John was approached many times about his choice in friends. When they got less than friendly, Sherlock would often turn up out of thin air, defending John. Everyone was shocked when this happened, and the student body (and most of the teachers, including the headmaster) started speculating about who this boy was, the boy who had worked his way into the heart of the coldest, most obnoxious student in the school.

John was getting close to his tipping point, he could feel it in his chest, growing tighter, ready to snap like a rubber band.. He was coming home to his drunk mother cowering in the corner as his father loomed over her, hand outstretched, disdain on his face as if he was doing nothing more important than swatting a fly. His contempt oozing over the words and dripping out of the spaces in between the words as molasses would. "You filthy bitch. Don't you dare talk to me like that. You are nothing without me. Nothing. Our daughter is disappointment enough; a whore that lies with women. I can't have a woman that talks back to me now, can I?" Every time this happens John feels powerless to do anything. Standing, his knees locked as he struggles under the decision to save the woman who raised him and the man he fears most in the world.

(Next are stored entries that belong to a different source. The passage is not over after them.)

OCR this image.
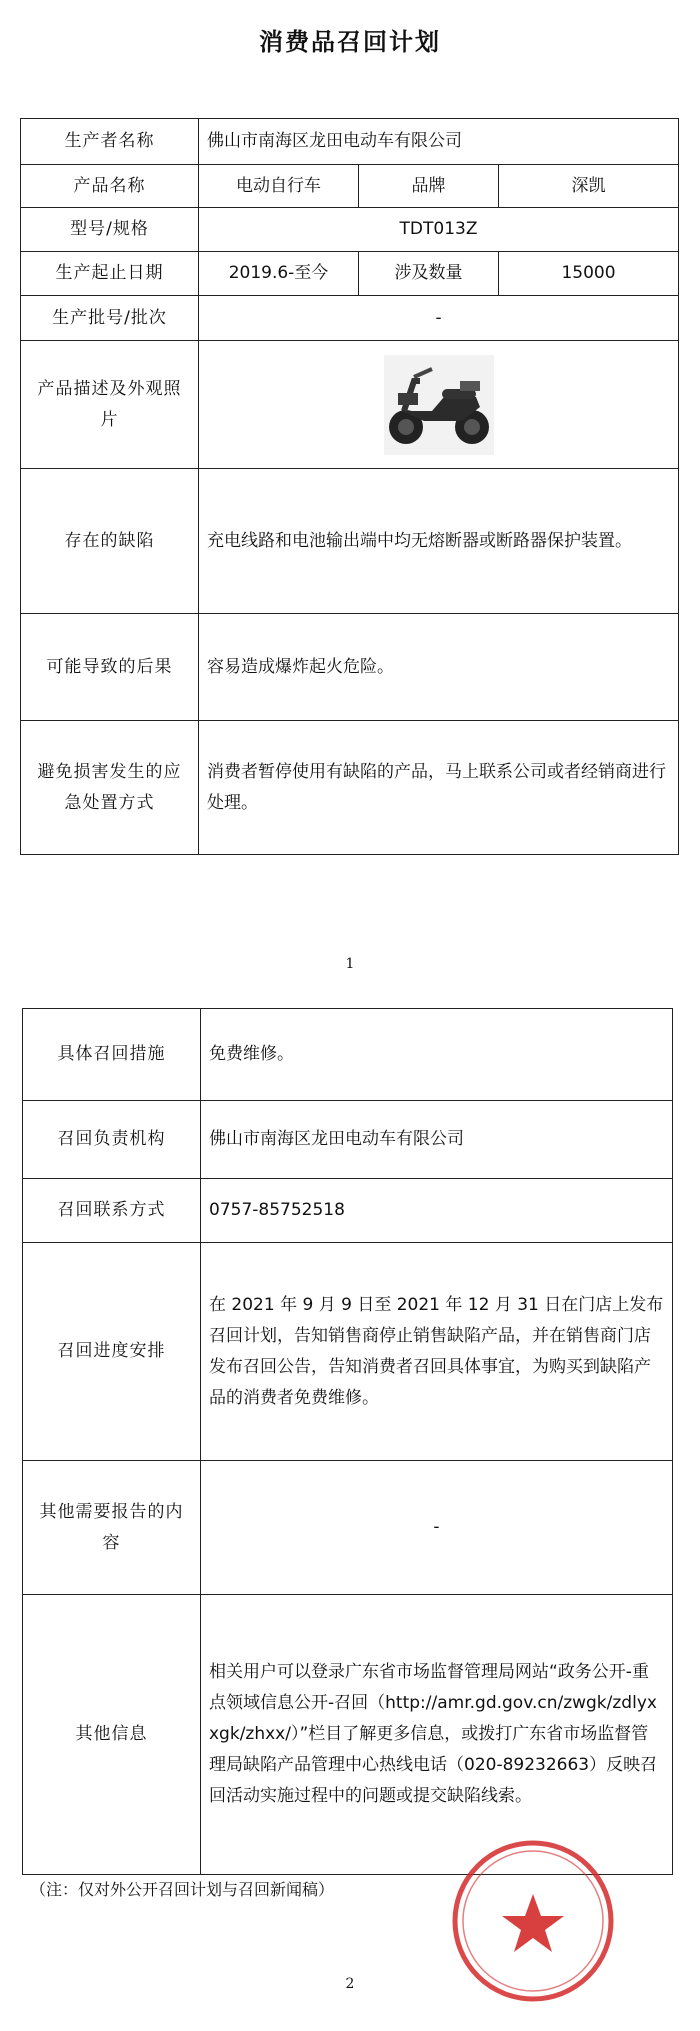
消费品召回计划
生产者名称	佛山市南海区龙田电动车有限公司		
产品名称	电动自行车	品牌	深凯
型号/规格	TDT013Z		
生产起止日期	2019.6-至今	涉及数量	15000
生产批号/批次	-		
产品描述及外观照片	

存在的缺陷	充电线路和电池输出端中均无熔断器或断路器保护装置。		
可能导致的后果	容易造成爆炸起火危险。		
避免损害发生的应急处置方式	消费者暂停使用有缺陷的产品，马上联系公司或者经销商进行处理。		
1
具体召回措施	免费维修。
召回负责机构	佛山市南海区龙田电动车有限公司
召回联系方式	0757-85752518
召回进度安排	在 2021 年 9 月 9 日至 2021 年 12 月 31 日在门店上发布召回计划，告知销售商停止销售缺陷产品，并在销售商门店发布召回公告，告知消费者召回具体事宜，为购买到缺陷产品的消费者免费维修。
其他需要报告的内容	-
其他信息	相关用户可以登录广东省市场监督管理局网站“政务公开-重点领域信息公开-召回（http://amr.gd.gov.cn/zwgk/zdlyxxgk/zhxx/）”栏目了解更多信息，或拨打广东省市场监督管理局缺陷产品管理中心热线电话（020-89232663）反映召回活动实施过程中的问题或提交缺陷线索。
（注：仅对外公开召回计划与召回新闻稿）
2
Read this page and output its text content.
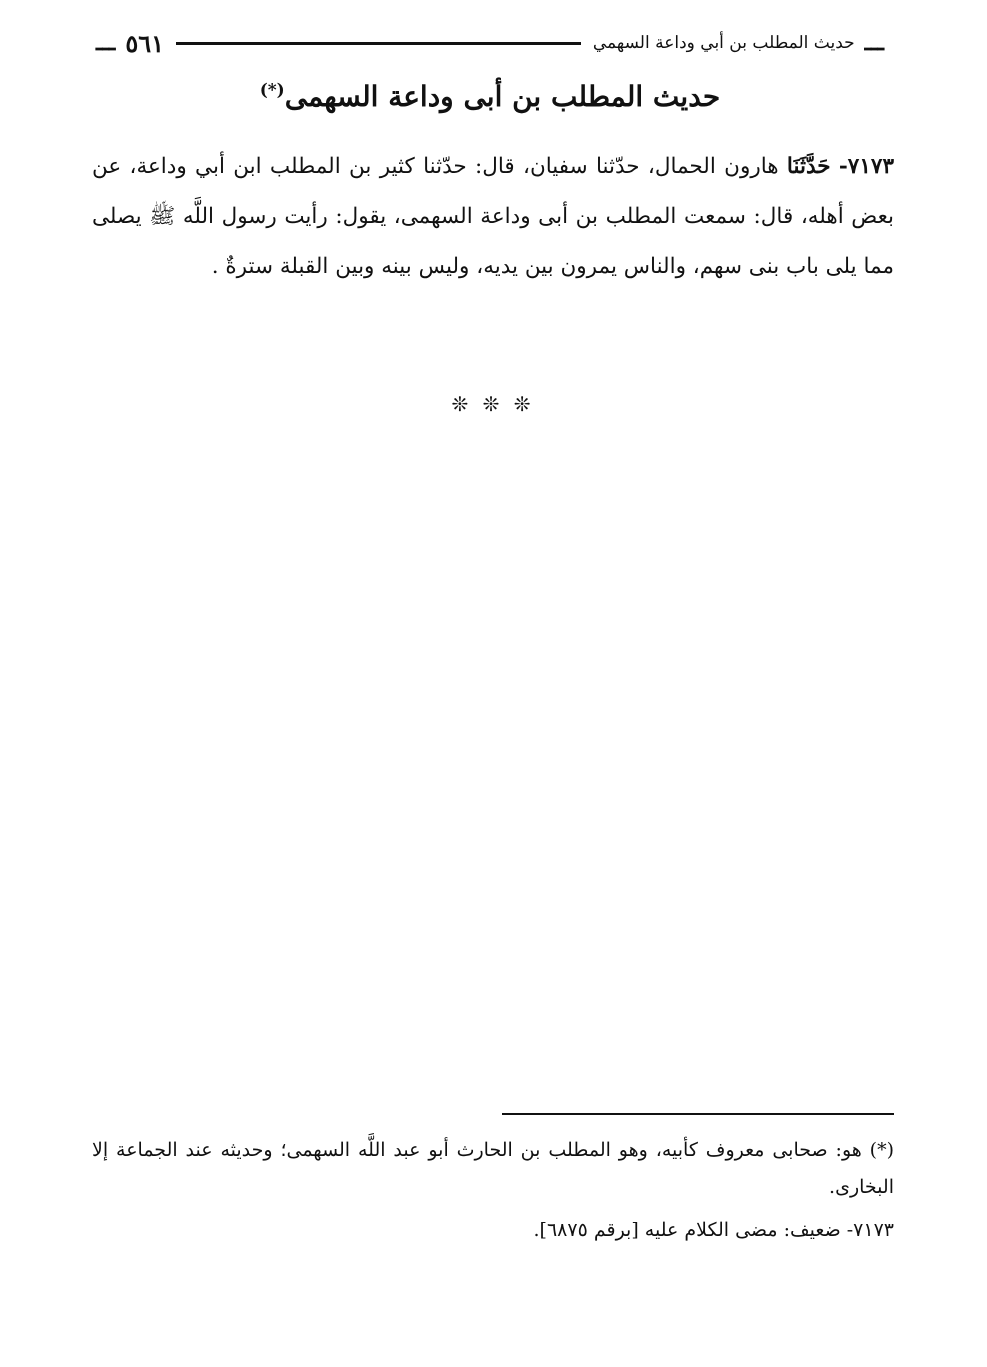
ـــ
حديث المطلب بن أبي وداعة السهمي
٥٦١
ـــ
حديث المطلب بن أبى وداعة السهمى(*)
٧١٧٣- حَدَّثَنَا هارون الحمال، حدّثنا سفيان، قال: حدّثنا كثير بن المطلب ابن أبي وداعة، عن بعض أهله، قال: سمعت المطلب بن أبى وداعة السهمى، يقول: رأيت رسول اللَّه ﷺ يصلى مما يلى باب بنى سهم، والناس يمرون بين يديه، وليس بينه وبين القبلة سترةٌ .
❊ ❊ ❊

(*) هو: صحابى معروف كأبيه، وهو المطلب بن الحارث أبو عبد اللَّه السهمى؛ وحديثه عند الجماعة إلا البخارى.

٧١٧٣- ضعيف: مضى الكلام عليه [برقم ٦٨٧٥].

He had been subjected to the same treatment as his mother had, a young boy of twelve, shaking in that same corner, blood streaking down his face from the cut on his brow and pooling in a vermillion puddle under his eye and dripping off of his chin.. His sister stands defiantly in front of him, chin lifted high and eyes narrowed in challenge at her father. That had cost her more than John has cared to admit, and he wishes he could have had as the guts she did that day. Now, he's left standing with an impossible decision. Be defiant or remain victim to his father's actions.

He wonders if there really is a bright light at the end of the dark tunnel, or if it's just something he's been told to follow.